Trials again delayed in the Alaska Court System over COVID-19 concerns
FAIRBANKS, Alaska (KTVF) - The Alaska Supreme Court has once again issued an order delaying jury trials in the state. According to the order, the level of cases in the state and the lack of widespread COVID-19 vaccines until March makes starting trials “unduly dangerous.”
The order suspends all criminal jury trials until at least March 15, 2021 -- almost a year since the last trials in the state were held. Misdemeanor trials were scheduled to resume in November and felony trials were set to resume in January. The order says the continuation of the suspension will be reviewed near the end of January. The order states that this time is not to be calculated when calculating time for trial under Criminal Rule 45.

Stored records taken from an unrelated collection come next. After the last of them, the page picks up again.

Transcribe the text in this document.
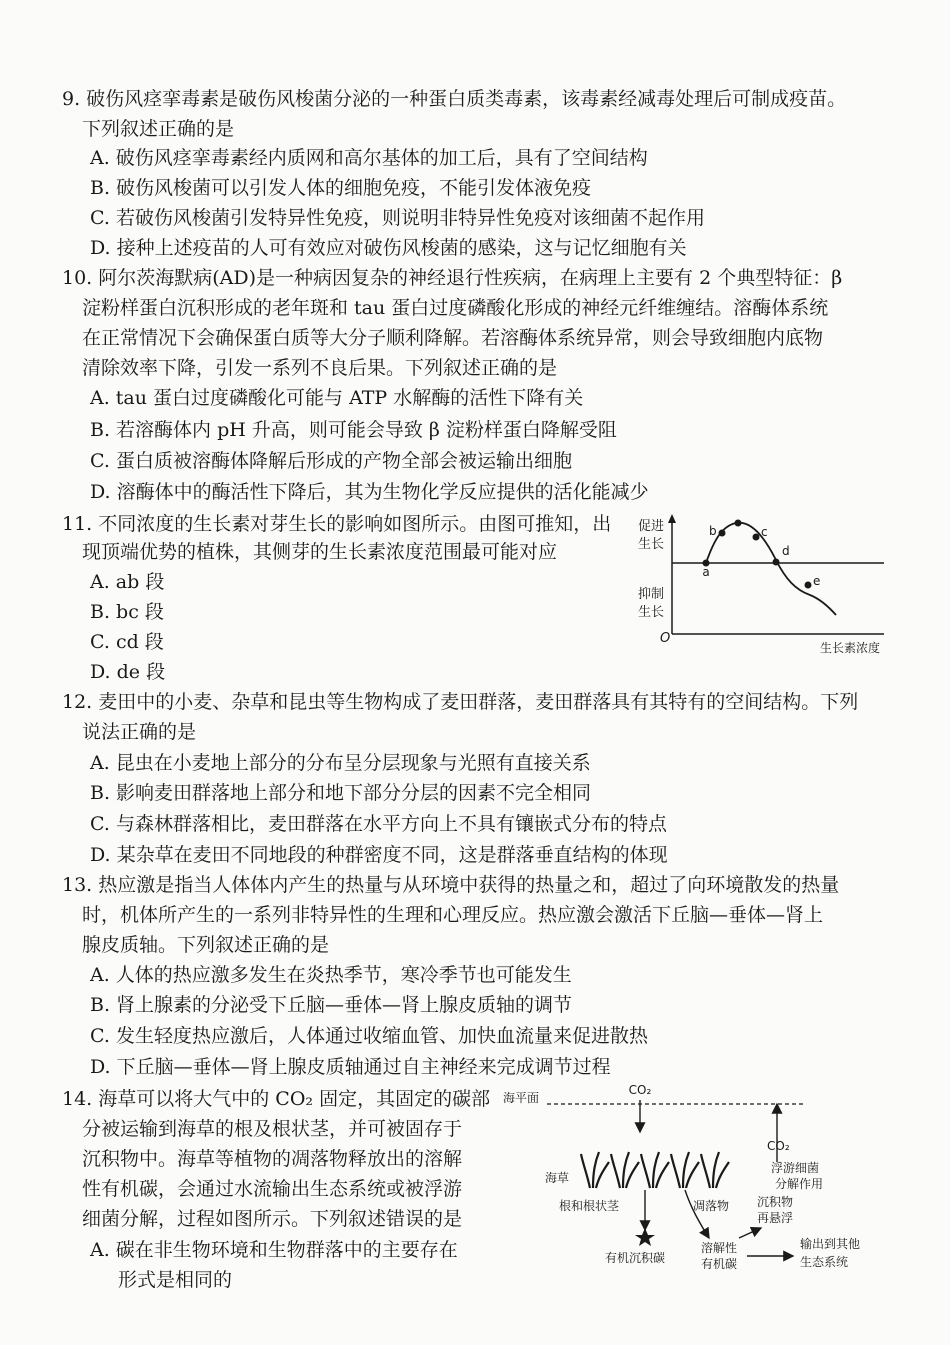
9. 破伤风痉挛毒素是破伤风梭菌分泌的一种蛋白质类毒素，该毒素经减毒处理后可制成疫苗。
下列叙述正确的是
A. 破伤风痉挛毒素经内质网和高尔基体的加工后，具有了空间结构
B. 破伤风梭菌可以引发人体的细胞免疫，不能引发体液免疫
C. 若破伤风梭菌引发特异性免疫，则说明非特异性免疫对该细菌不起作用
D. 接种上述疫苗的人可有效应对破伤风梭菌的感染，这与记忆细胞有关
10. 阿尔茨海默病(AD)是一种病因复杂的神经退行性疾病，在病理上主要有 2 个典型特征：β
淀粉样蛋白沉积形成的老年斑和 tau 蛋白过度磷酸化形成的神经元纤维缠结。溶酶体系统
在正常情况下会确保蛋白质等大分子顺利降解。若溶酶体系统异常，则会导致细胞内底物
清除效率下降，引发一系列不良后果。下列叙述正确的是
A. tau 蛋白过度磷酸化可能与 ATP 水解酶的活性下降有关
B. 若溶酶体内 pH 升高，则可能会导致 β 淀粉样蛋白降解受阻
C. 蛋白质被溶酶体降解后形成的产物全部会被运输出细胞
D. 溶酶体中的酶活性下降后，其为生物化学反应提供的活化能减少
11. 不同浓度的生长素对芽生长的影响如图所示。由图可推知，出
现顶端优势的植株，其侧芽的生长素浓度范围最可能对应
A. ab 段
B. bc 段
C. cd 段
D. de 段
a
b	c
d
e
促进
生长
抑制
生长
O
生长素浓度
12. 麦田中的小麦、杂草和昆虫等生物构成了麦田群落，麦田群落具有其特有的空间结构。下列
说法正确的是
A. 昆虫在小麦地上部分的分布呈分层现象与光照有直接关系
B. 影响麦田群落地上部分和地下部分分层的因素不完全相同
C. 与森林群落相比，麦田群落在水平方向上不具有镶嵌式分布的特点
D. 某杂草在麦田不同地段的种群密度不同，这是群落垂直结构的体现
13. 热应激是指当人体体内产生的热量与从环境中获得的热量之和，超过了向环境散发的热量
时，机体所产生的一系列非特异性的生理和心理反应。热应激会激活下丘脑—垂体—肾上
腺皮质轴。下列叙述正确的是
A. 人体的热应激多发生在炎热季节，寒冷季节也可能发生
B. 肾上腺素的分泌受下丘脑—垂体—肾上腺皮质轴的调节
C. 发生轻度热应激后，人体通过收缩血管、加快血流量来促进散热
D. 下丘脑—垂体—肾上腺皮质轴通过自主神经来完成调节过程
14. 海草可以将大气中的 CO₂ 固定，其固定的碳部
分被运输到海草的根及根状茎，并可被固存于
沉积物中。海草等植物的凋落物释放出的溶解
性有机碳，会通过水流输出生态系统或被浮游
细菌分解，过程如图所示。下列叙述错误的是
A. 碳在非生物环境和生物群落中的主要存在
形式是相同的
海平面
CO₂
CO₂
浮游细菌
分解作用
海草
根和根状茎	凋落物 沉积物
再悬浮
有机沉积碳
溶解性
有机碳
输出到其他
生态系统
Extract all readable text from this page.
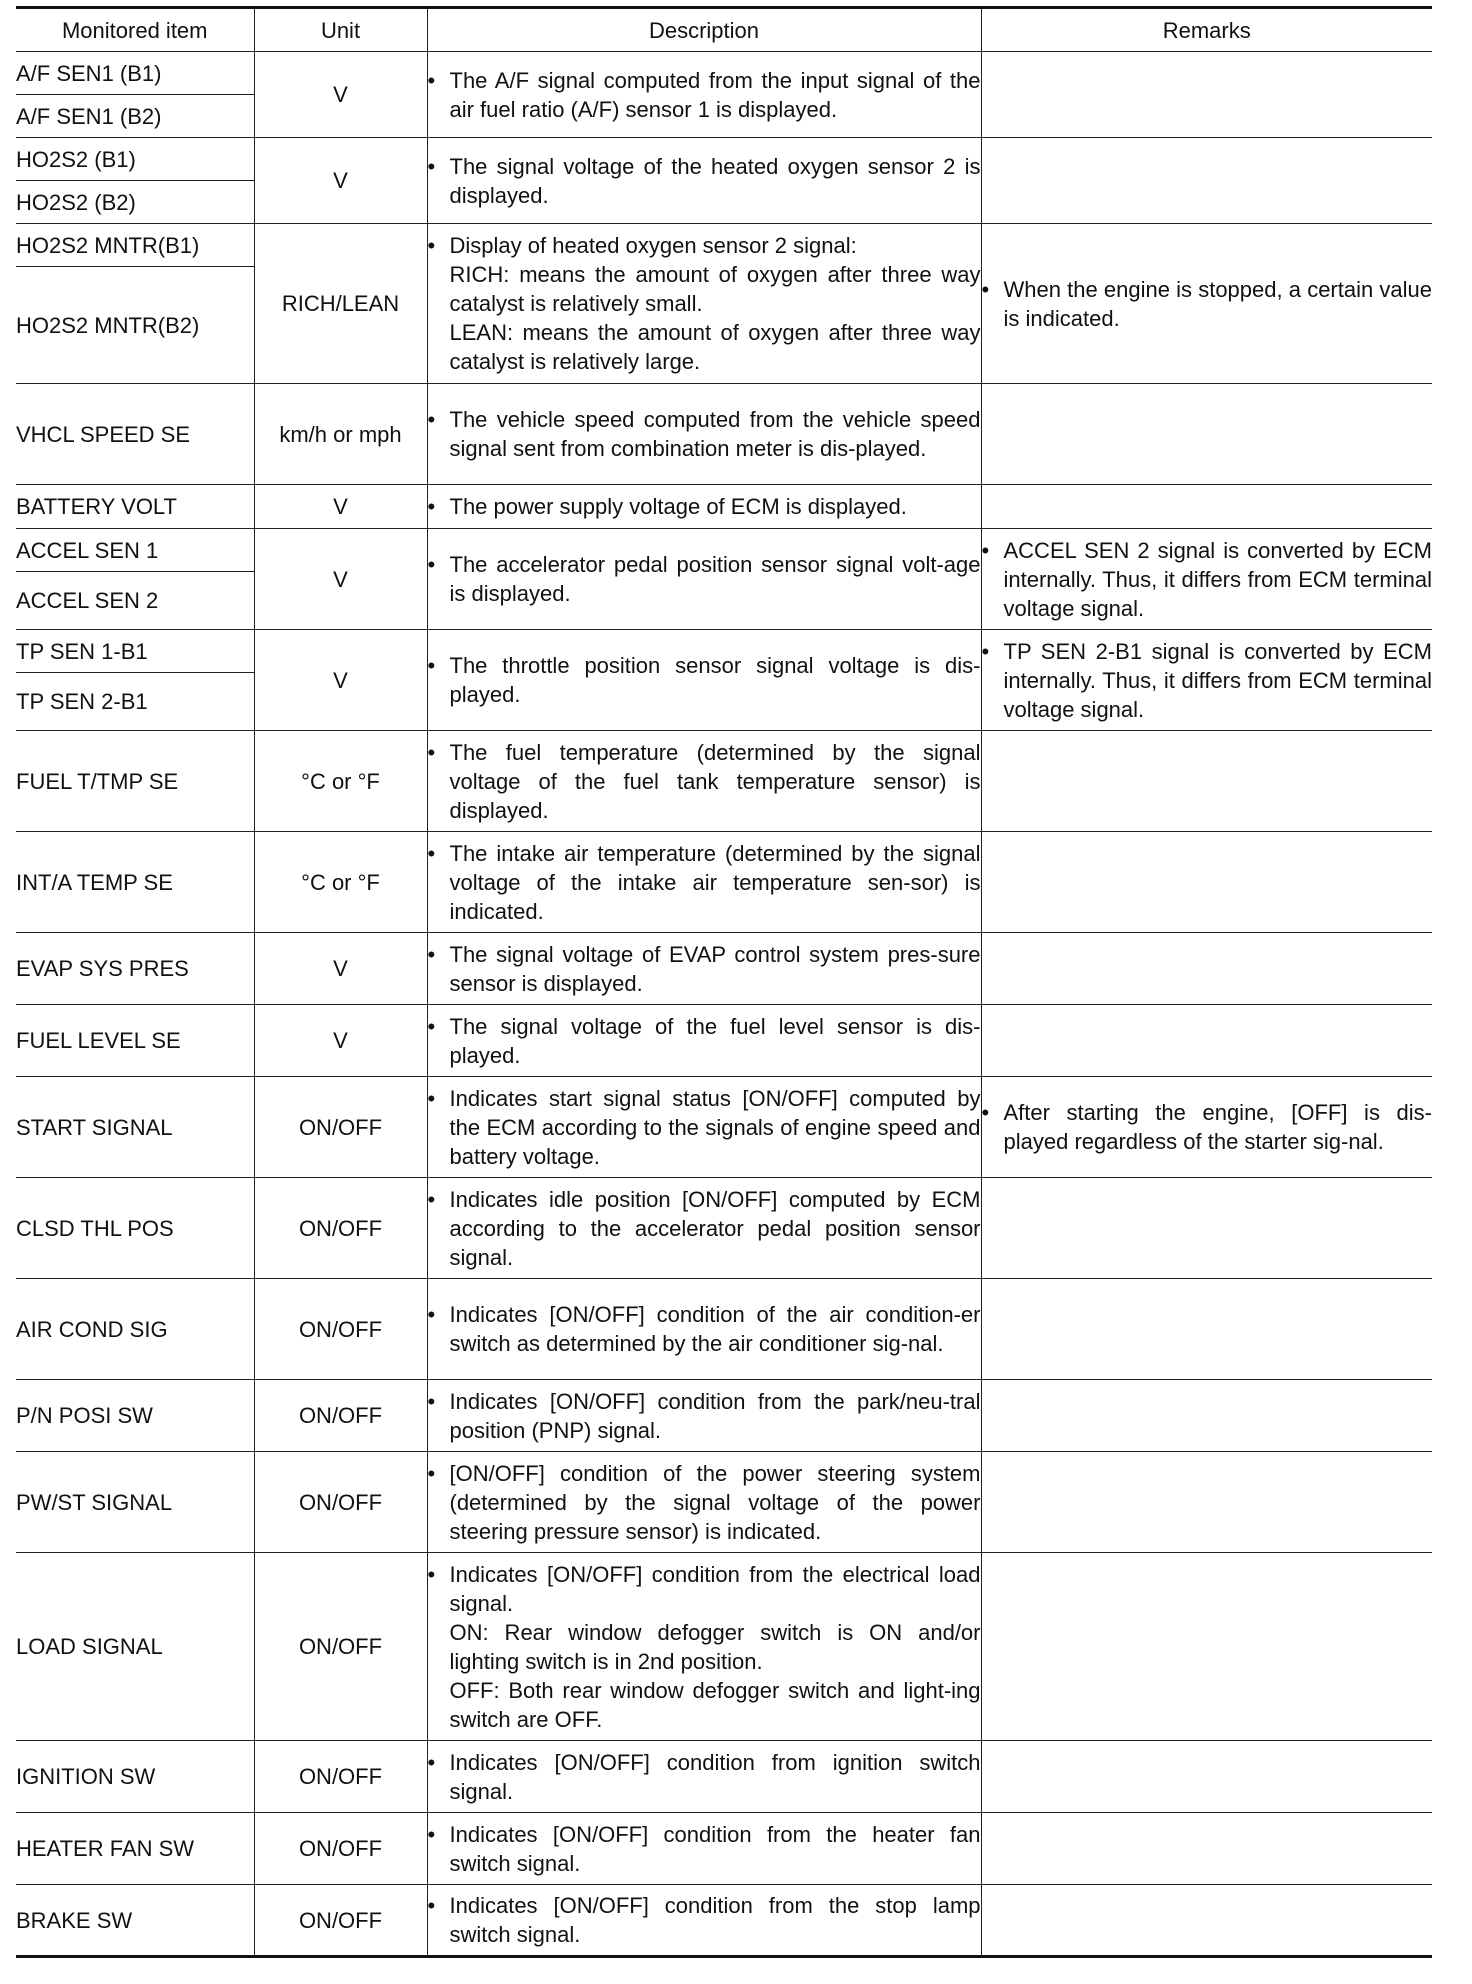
Monitored item	Unit	Description	Remarks
A/F SEN1 (B1)	V	• The A/F signal computed from the input signal of the air fuel ratio (A/F) sensor 1 is displayed.	

A/F SEN1 (B2)			
HO2S2 (B1)	V	• The signal voltage of the heated oxygen sensor 2 is displayed.	

HO2S2 (B2)			
HO2S2 MNTR(B1)	RICH/LEAN	• Display of heated oxygen sensor 2 signal:
RICH: means the amount of oxygen after three way catalyst is relatively small.
LEAN: means the amount of oxygen after three way catalyst is relatively large.	• When the engine is stopped, a certain value is indicated.

HO2S2 MNTR(B2)			
VHCL SPEED SE	km/h or mph	• The vehicle speed computed from the vehicle speed signal sent from combination meter is dis-played.	

BATTERY VOLT	V	• The power supply voltage of ECM is displayed.	

ACCEL SEN 1	V	• The accelerator pedal position sensor signal volt-age is displayed.	• ACCEL SEN 2 signal is converted by ECM internally. Thus, it differs from ECM terminal voltage signal.

ACCEL SEN 2			
TP SEN 1-B1	V	• The throttle position sensor signal voltage is dis-played.	• TP SEN 2-B1 signal is converted by ECM internally. Thus, it differs from ECM terminal voltage signal.

TP SEN 2-B1			
FUEL T/TMP SE	°C or °F	• The fuel temperature (determined by the signal voltage of the fuel tank temperature sensor) is displayed.	

INT/A TEMP SE	°C or °F	• The intake air temperature (determined by the signal voltage of the intake air temperature sen-sor) is indicated.	

EVAP SYS PRES	V	• The signal voltage of EVAP control system pres-sure sensor is displayed.	

FUEL LEVEL SE	V	• The signal voltage of the fuel level sensor is dis-played.	

START SIGNAL	ON/OFF	• Indicates start signal status [ON/OFF] computed by the ECM according to the signals of engine speed and battery voltage.	• After starting the engine, [OFF] is dis-played regardless of the starter sig-nal.

CLSD THL POS	ON/OFF	• Indicates idle position [ON/OFF] computed by ECM according to the accelerator pedal position sensor signal.	

AIR COND SIG	ON/OFF	• Indicates [ON/OFF] condition of the air condition-er switch as determined by the air conditioner sig-nal.	

P/N POSI SW	ON/OFF	• Indicates [ON/OFF] condition from the park/neu-tral position (PNP) signal.	

PW/ST SIGNAL	ON/OFF	• [ON/OFF] condition of the power steering system (determined by the signal voltage of the power steering pressure sensor) is indicated.	

LOAD SIGNAL	ON/OFF	• Indicates [ON/OFF] condition from the electrical load signal.
ON: Rear window defogger switch is ON and/or lighting switch is in 2nd position.
OFF: Both rear window defogger switch and light-ing switch are OFF.	

IGNITION SW	ON/OFF	• Indicates [ON/OFF] condition from ignition switch signal.	

HEATER FAN SW	ON/OFF	• Indicates [ON/OFF] condition from the heater fan switch signal.	

BRAKE SW	ON/OFF	• Indicates [ON/OFF] condition from the stop lamp switch signal.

The order also suspends all grand jury proceedings until at least February 1, 2021. Grand Jury proceedings had resumed earlier this summer with increased COVID-19 safety measures in place. Civil jury trials have also been suspended until September 7, 2021 per the order.
Multiple defense attorneys have expressed concerns over the continued trial delays worrying that it could violate constitutional rights to a speedy trial. Chief Justice Joel Bolger previously told us in an interview that he would never issue an order that he felt violated someone’s constitutional rights.
The order did say that a judge may allow an in-person jury in exceptional circumstances. It also stated that a judge may approve a request for a jury trial to be conducted over videoconference if both parties agree.